Mark Palenik: 
 >I looked at his site, and found formula 26 on p. 19
 >
 >it is:
 >
 >phi = q/(4*pi*EpsilonNaut)*(e^(-j*k*r1)/r1 - e^(-j*k*r2)/r2)*e^(j*w*t)
 >
 >My guess is, that if he sais curl(grad(phi)) =/= 0, he messed up
 >something with the jacobian.  Of course, you could take
 >curl(grad(phi)) without the jacobian, which would equal zero, but if
 >we want to be physical about it, we'd have to apply it.  My guess is
 >that the math was a bit too tricky for him and he screwed up
 >somewhere.
 
  That usually happens when someone decides to go through a lot of
tedious arithmetic for something that can be solved by inspection.
I can choose cartesian coordinates, and since those are simplest,

  \nabla x (\nabla\phi) = \epsilon_ijk \nabla_i\nabla_j\phi

                        = (\nabla_i\nabla_j - \nabla_j\nabla_i)\phi
           
                        = 0, since partial derivatives commute

  Since it appears that r1 and r2 are variables (and different variables),
if one wished to evaluate that function by the method of tedium, one only
need evaluate one term, say, \exp(jk.r1)/r1, since the other is identical.

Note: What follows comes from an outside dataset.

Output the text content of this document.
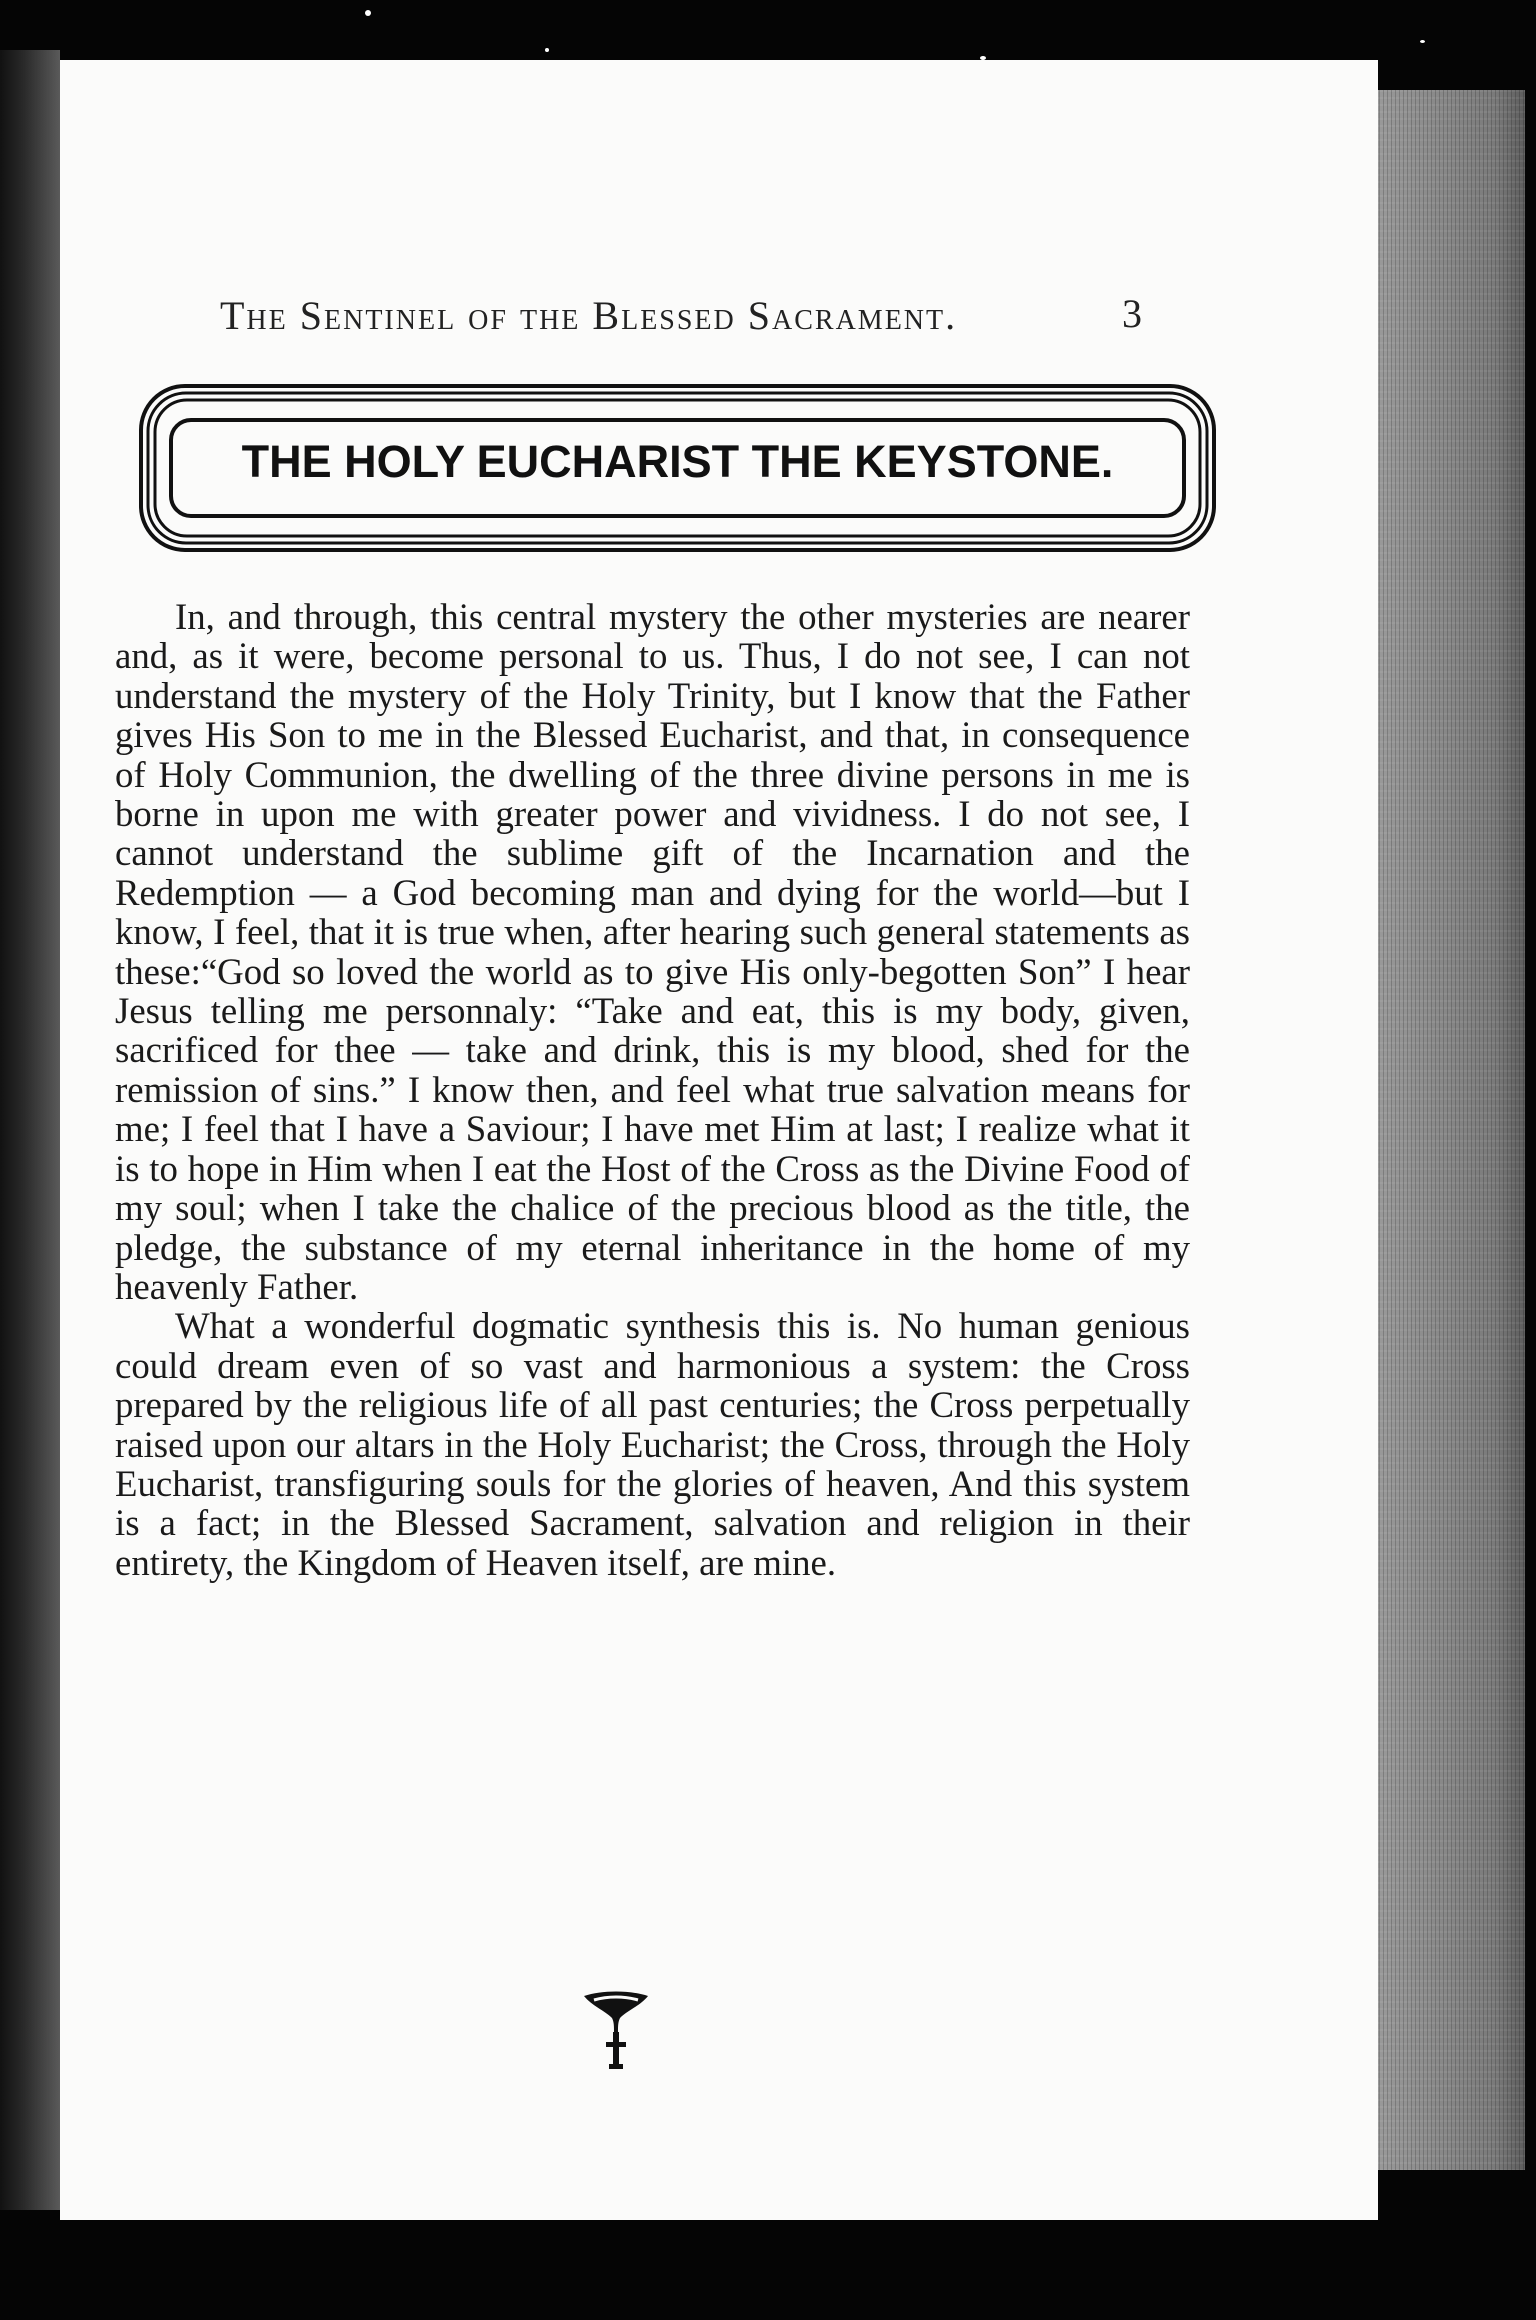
The Sentinel of the Blessed Sacrament.	3
THE HOLY EUCHARIST THE KEYSTONE.

In, and through, this central mystery the other mysteries are nearer and, as it were, become personal to us. Thus, I do not see, I can not understand the mystery of the Holy Trinity, but I know that the Father gives His Son to me in the Blessed Eucharist, and that, in consequence of Holy Communion, the dwelling of the three divine persons in me is borne in upon me with greater power and vividness. I do not see, I cannot understand the sublime gift of the Incarnation and the Redemption — a God becoming man and dying for the world—but I know, I feel, that it is true when, after hearing such general statements as these:“God so loved the world as to give His only-begotten Son” I hear Jesus telling me personnaly: “Take and eat, this is my body, given, sacrificed for thee — take and drink, this is my blood, shed for the remission of sins.” I know then, and feel what true salvation means for me; I feel that I have a Saviour; I have met Him at last; I realize what it is to hope in Him when I eat the Host of the Cross as the Divine Food of my soul; when I take the chalice of the precious blood as the title, the pledge, the substance of my eternal inheritance in the home of my heavenly Father.

What a wonderful dogmatic synthesis this is. No human genious could dream even of so vast and harmonious a system: the Cross prepared by the religious life of all past centuries; the Cross perpetually raised upon our altars in the Holy Eucharist; the Cross, through the Holy Eucharist, transfiguring souls for the glories of heaven, And this system is a fact; in the Blessed Sacrament, salvation and religion in their entirety, the Kingdom of Heaven itself, are mine.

 >I'm also confused as to what j and k are.  Are they variables? 
 >Constants?
 
 As near as I can tell, k is the wave vector (i.e., k.r) and j is
is the imaginary unit (engineers tend to use j rather than i as
sqrt(-1) with j = -i).

 >In any event, curl(grad(phi)) does equal zero, no matter how you look
 >at it, if you do the calculations correctly.
 
  Right. Sergey has been claiming the function above is a counter example
to that mathematical identity.